Rencofilstat Treatment Improves Liver Function in MASH With Advanced Fibrosis as Quantified by HepQuant DuO

Abstract

Background and aims: Rencofilstat inhibits cyclophilin to reduce hepatic inflammation and fibrosis, which, in turn, could improve liver function and reduce portal-systemic shunting. Since HepQuant quantifies liver function and portal-systemic shunting, it was used to measure the hepatic effects of rencofilstat treatment of MASH with advanced fibrosis.

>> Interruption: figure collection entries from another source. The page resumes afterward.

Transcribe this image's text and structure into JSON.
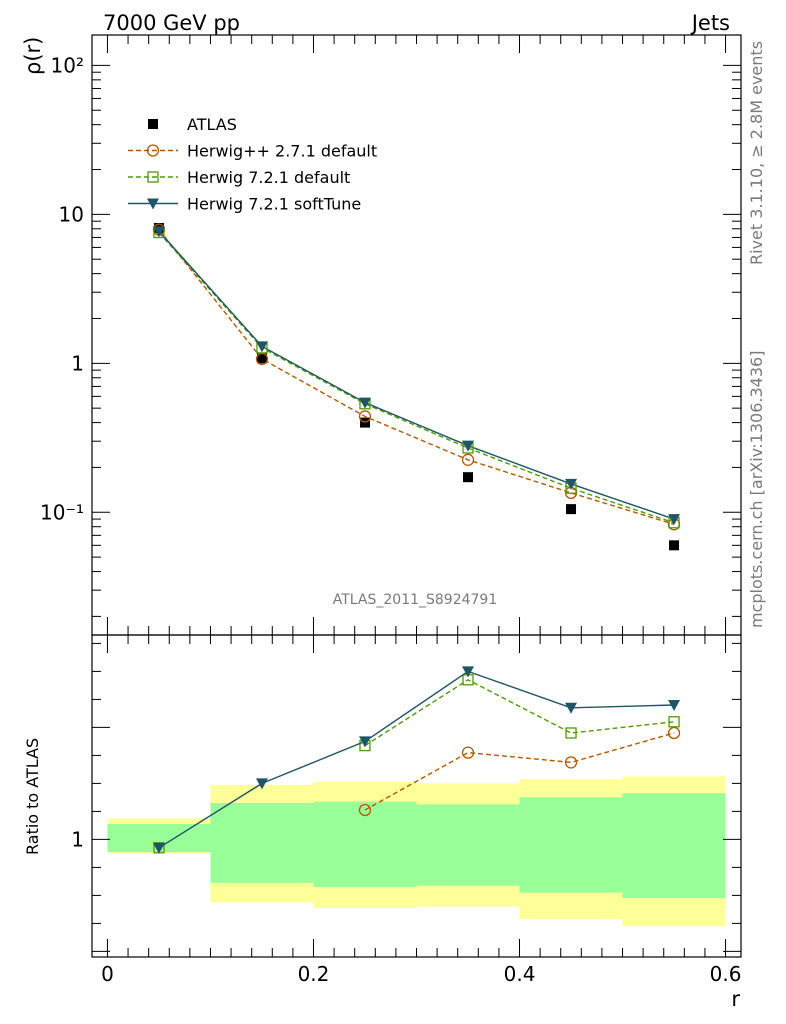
{
  "header": {
    "left": "7000 GeV pp",
    "right": "Jets"
  },
  "side_text": {
    "top": "Rivet 3.1.10, ≥ 2.8M events",
    "bottom": "mcplots.cern.ch [arXiv:1306.3436]"
  },
  "watermark": "ATLAS_2011_S8924791",
  "colors": {
    "atlas": "#000000",
    "herwigpp": "#b35900",
    "herwig_default": "#4e9a06",
    "herwig_soft": "#1f5566",
    "band_inner": "#99ff99",
    "band_outer": "#ffff99"
  },
  "chart_data": [
    {
      "type": "scatter",
      "ylabel": "ρ(r)",
      "xlabel": "",
      "yscale": "log",
      "ylim": [
        0.015,
        160
      ],
      "xlim": [
        -0.015,
        0.615
      ],
      "y_tick_labels": [
        "10⁻¹",
        "1",
        "10",
        "10²"
      ],
      "legend_position": "top-left",
      "x": [
        0.05,
        0.15,
        0.25,
        0.35,
        0.45,
        0.55
      ],
      "series": [
        {
          "name": "ATLAS",
          "marker": "filled-square",
          "values": [
            8.1,
            1.08,
            0.4,
            0.172,
            0.105,
            0.06
          ]
        },
        {
          "name": "Herwig++ 2.7.1 default",
          "marker": "open-circle",
          "line": "dashed",
          "values": [
            7.9,
            1.07,
            0.44,
            0.225,
            0.135,
            0.083
          ]
        },
        {
          "name": "Herwig 7.2.1 default",
          "marker": "open-square",
          "line": "dashed",
          "values": [
            7.55,
            1.27,
            0.535,
            0.27,
            0.145,
            0.085
          ]
        },
        {
          "name": "Herwig 7.2.1 softTune",
          "marker": "filled-triangle-down",
          "line": "solid",
          "values": [
            7.7,
            1.3,
            0.545,
            0.28,
            0.155,
            0.09
          ]
        }
      ]
    },
    {
      "type": "line",
      "ylabel": "Ratio to ATLAS",
      "xlabel": "r",
      "xlim": [
        -0.015,
        0.615
      ],
      "ylim": [
        0.58,
        1.73
      ],
      "x_tick_labels": [
        "0",
        "0.2",
        "0.4",
        "0.6"
      ],
      "y_tick_labels": [
        "1"
      ],
      "x_edges": [
        0.0,
        0.1,
        0.2,
        0.3,
        0.4,
        0.5,
        0.6
      ],
      "band_inner": [
        [
          0.955,
          1.055
        ],
        [
          0.845,
          1.13
        ],
        [
          0.83,
          1.135
        ],
        [
          0.835,
          1.125
        ],
        [
          0.81,
          1.15
        ],
        [
          0.79,
          1.165
        ]
      ],
      "band_outer": [
        [
          0.95,
          1.075
        ],
        [
          0.775,
          1.195
        ],
        [
          0.755,
          1.205
        ],
        [
          0.76,
          1.2
        ],
        [
          0.715,
          1.215
        ],
        [
          0.69,
          1.225
        ]
      ],
      "x": [
        0.05,
        0.15,
        0.25,
        0.35,
        0.45,
        0.55
      ],
      "series": [
        {
          "name": "Herwig++ 2.7.1 default",
          "values": [
            null,
            null,
            1.105,
            1.31,
            1.275,
            1.38
          ]
        },
        {
          "name": "Herwig 7.2.1 default",
          "values": [
            0.97,
            null,
            1.335,
            1.57,
            1.38,
            1.42
          ]
        },
        {
          "name": "Herwig 7.2.1 softTune",
          "values": [
            0.97,
            1.2,
            1.35,
            1.6,
            1.47,
            1.48
          ]
        }
      ]
    }
  ]
}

Methods: Seventy subjects with suspected ≥ F3 MASH, defined from liver biopsy or AGILE 3+ ≥ 0.53, were randomised to rencofilstat 75 mg/d (n = 24), 150 mg/d (n = 23) or 225 mg/d (n = 23), and tested by HepQuant at baseline, 60 and 120 days. The DuO version included oral dosing of d4-cholate and two blood samples (20 and 60 min). DuO's disease severity index (DSI) and portal-systemic shunting fraction (SHUNT%) were evaluated for changes from baseline at 60 and 120 days of rencofilstat treatment.

Results: Across all subjects, there was a significant decrease in SHUNT% both at Day 60 (-1.67%, p = 0.0156) and Day 120 (-1.55%, p = 0.0441). In the 225 mg rencofilstat arm, 56% of subjects (10/18) were responders by Day 120 (p = 0.0549), and their DSIs improved with a mean change of -1.61 (p = 0.0190). Across all treatment arms, subjects with DSI > 18.3 at baseline had the greatest improvement with treatment (ΔDSI = -2.59, p = 0.0053).

Conclusion: Although further studies are warranted, the decreases in DSI and SHUNT% suggest that rencofilstat 225 mg/d improves hepatic function and portal-systemic shunting. HepQuant DuO is simple to administer, well-tolerated and a useful tool for detecting the hepatic effects of treatment.

Trial registration: The study was registered at ClinicalTrials.gov, NCT05461105.

Keywords: cholate clearance; liver fibrosis; metabolic dysfunction‐associated steatohepatitis; quantitative liver function test.